Spiking neural networks (SNNs) have the potential to closely mimic the information processing of biological brains, by using massive neurons that are interconnected in a complex network. Recent researches have considered using electronic hardware circuits to SNN implementations to meet real-time processing requirements. Network-on-Chips (NoCs) have been widely used to develop such SNN circuits as their interconnections can offer stable interconnectivity for neuron communications with high throughput and real-time execution. However, its scalability is limited due to expensive and complex NoC routers which leads to high energy consumption and large area utilization. Therefore, a minimally buffered deflection router (MBDR) is proposed in this work to address the scalability challenge of the hardware SNNs. It employs a deflection router technique to remove most of the inter-buffers and other expensive components of the conventional routers. Moreover, a novel flow controller is developed in MBDR to further reduce power consumption. Compared to existing approaches, experimental results show that based on 90-nm CMOS technology the area and power consumption of the proposed router are reduced by ~ 86% and ~ 88%, respectively. In the meantime, system throughput is maintained at a high level.

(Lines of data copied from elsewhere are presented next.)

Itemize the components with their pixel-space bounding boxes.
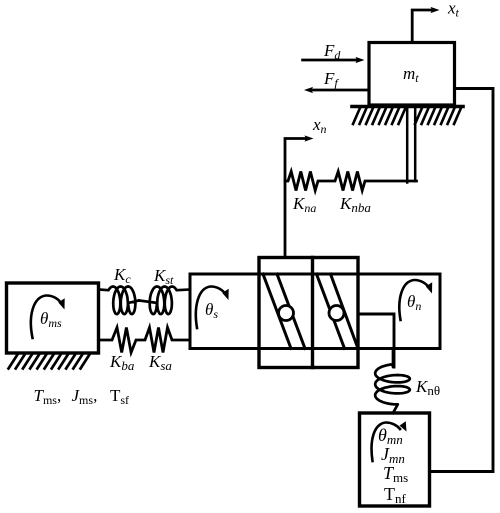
wire nut to spring K_ntheta [358, 314, 394, 367]
spring K_ntheta coil [375, 349, 410, 413]
force F_d arrow [303, 57, 365, 63]
rotation arrow theta_s [196, 286, 229, 328]
nut assembly box with divider [259, 258, 358, 368]
wire right connector table to J_mn box [430, 89, 494, 472]
motor inertia J_ms box [7, 283, 99, 353]
ball B2 [329, 306, 344, 321]
wire double link table to nut springs [407, 105, 415, 183]
rotation arrow theta_n [399, 280, 432, 320]
wire with springs K_na and K_nba [285, 172, 417, 191]
node x_t displacement arrow [412, 7, 439, 43]
node x_n displacement arrow and wire [285, 135, 314, 257]
motor inertia J_mn box [360, 413, 430, 506]
ground hatching under motor [9, 355, 90, 369]
ball screw raceway diagonals [263, 274, 358, 349]
ball B1 [279, 306, 294, 321]
springs K_ba and K_sa [99, 328, 191, 353]
rotation arrow theta_ms [31, 295, 65, 338]
ball screw shaft box [190, 274, 440, 349]
coil springs K_c and K_st [99, 287, 191, 315]
force F_f arrow [304, 87, 369, 93]
ground hatching under table [352, 107, 463, 125]
mass m_t (machine table) [369, 43, 455, 106]
rotation arrow theta_mn [372, 421, 407, 461]
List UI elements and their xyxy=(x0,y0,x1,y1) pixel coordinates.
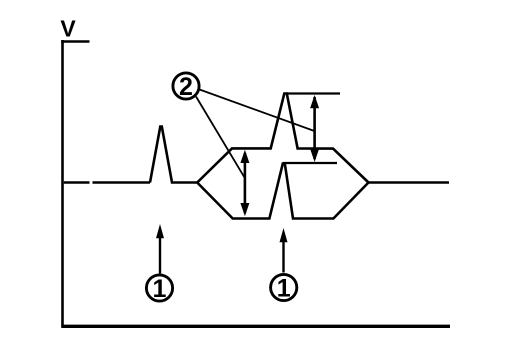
envelope upper path: rise, upper level, big spike, upper level, fall xyxy=(197,94,368,183)
callout circle 2 xyxy=(173,73,199,101)
dimension arrow 2 (spike peak difference, double-headed) xyxy=(310,95,319,162)
top peak reference line xyxy=(286,92,340,94)
small spike (tooth signal) xyxy=(150,127,197,183)
wire: baseline left stub xyxy=(64,181,90,184)
wire: baseline to first spike xyxy=(93,181,151,184)
svg-text:1: 1 xyxy=(277,275,291,303)
vertical axis (voltage) xyxy=(61,40,64,327)
callout circle 1 (right) xyxy=(271,274,297,302)
leader line from callout 2 to arrow 1 xyxy=(196,97,245,178)
pointer arrow for callout 1 (left) xyxy=(156,224,164,274)
envelope lower path: fall, lower level, lower spike, lower level, rise xyxy=(197,164,368,219)
callout circle 1 (left) xyxy=(146,275,172,303)
horizontal axis (time) xyxy=(61,325,450,328)
wire: baseline right xyxy=(369,181,450,184)
axis top tick xyxy=(61,40,89,42)
leader line from callout 2 to arrow 2 xyxy=(200,90,315,132)
svg-text:1: 1 xyxy=(153,275,167,303)
pointer arrow for callout 1 (right) xyxy=(280,228,288,273)
svg-text:V: V xyxy=(60,16,76,42)
lower peak reference line xyxy=(283,162,337,164)
dimension arrow 1 (eye amplitude, double-headed) xyxy=(240,150,249,216)
svg-text:2: 2 xyxy=(179,73,193,101)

通过使用在复杂网络中互连的大量神经元，尖峰神经网络（SNN）可以紧密模拟生物大脑的信息处理。最近的研究已经考虑将电子硬件电路用于SNN实现，以满足实时处理要求。片上网络（NoC）已被广泛用于开发此类SNN电路，因为它们的互连可以为神经元通信提供高吞吐量和实时执行的稳定互连。但是，由于昂贵且复杂的NoC路由器，其可扩展性受到限制，这导致高能耗和大面积利用。因此，在这项工作中提出了最小缓冲的偏转路由器（MBDR），以解决硬件SNN的可伸缩性挑战。它采用偏转路由器技术来去除传统路由器中的大多数中间缓冲区和其他昂贵的组件。此外，在MBDR中开发了一种新颖的流量控制器，以进一步降低功耗。与现有方法相比，实验结果表明，基于90纳米CMOS技术，拟议路由器的面积和功耗分别减少了约86％和88％。同时，系统吞吐量保持在较高水平。分别。同时，系统吞吐量保持在较高水平。分别。同时，系统吞吐量保持在较高水平。